Queer Weird Fiction: Samuel R. Delany’s Dhalgren

I first encountered the work of Science Fiction Grandmaster Samuel R. Delany (1942 – ) when I was in my late teens. When my older brother left for college, he left behind a copy of Dhalgren. You know that classic Bantam Edition, the one with the ruined city and the swollen and sickly orange sun. I read the book over a summer, enthralled with the topnotch phantasmorgia, the alternative sexuality and, perhaps most of all, the dream-logic poetic prose. Bellona is as vivid and haunting a creation as Mieville’s Bas Lag or Ashton Smith’s Zothique. The journey of the poet through a kind of underworld-like city has strong resonances with the Orpheus myth. That book, a masterpiece of liminal fiction, bridges the gap between “low” speculative fiction and “high” post-modern literature; between pornography and art; between prose and poetry.

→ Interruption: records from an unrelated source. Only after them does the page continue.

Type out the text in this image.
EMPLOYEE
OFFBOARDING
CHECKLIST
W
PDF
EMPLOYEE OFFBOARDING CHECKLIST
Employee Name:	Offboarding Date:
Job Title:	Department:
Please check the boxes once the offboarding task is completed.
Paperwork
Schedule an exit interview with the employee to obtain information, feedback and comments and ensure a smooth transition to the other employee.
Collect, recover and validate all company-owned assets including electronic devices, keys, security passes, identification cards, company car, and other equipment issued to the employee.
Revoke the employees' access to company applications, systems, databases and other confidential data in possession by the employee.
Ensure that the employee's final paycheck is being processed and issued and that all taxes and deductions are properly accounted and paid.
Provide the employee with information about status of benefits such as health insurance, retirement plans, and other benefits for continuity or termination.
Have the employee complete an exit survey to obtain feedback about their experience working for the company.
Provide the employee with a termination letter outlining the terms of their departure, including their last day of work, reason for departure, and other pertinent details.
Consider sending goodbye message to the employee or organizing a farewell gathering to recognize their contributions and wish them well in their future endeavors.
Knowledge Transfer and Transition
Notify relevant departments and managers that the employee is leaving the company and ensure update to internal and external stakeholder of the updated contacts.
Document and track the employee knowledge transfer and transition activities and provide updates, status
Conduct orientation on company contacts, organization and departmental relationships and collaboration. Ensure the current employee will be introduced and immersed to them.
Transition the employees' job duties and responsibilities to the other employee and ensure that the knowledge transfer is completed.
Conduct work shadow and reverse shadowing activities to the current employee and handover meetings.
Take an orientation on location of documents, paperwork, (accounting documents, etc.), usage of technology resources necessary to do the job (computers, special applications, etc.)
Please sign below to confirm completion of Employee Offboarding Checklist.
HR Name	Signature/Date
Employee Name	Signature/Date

I maintain that Dhalgren is one of the key works in my personal cannon.

dhalgren

Years later, when I found out that Chip Delany was going to teach at UMass-Amherst), which was a part of the 5-College Consortium (I went to Hampshire), I jumped at the chance to take his class, which was about Comparative Literature. I remember we read The Man Without Qualities by  Musil and Death Comes for the Archbishop by Cather. I can’t recall much of the class, but I remember with fondness the times I met with Chip during his office hours, and spending the time chatting about Science Fiction and writing.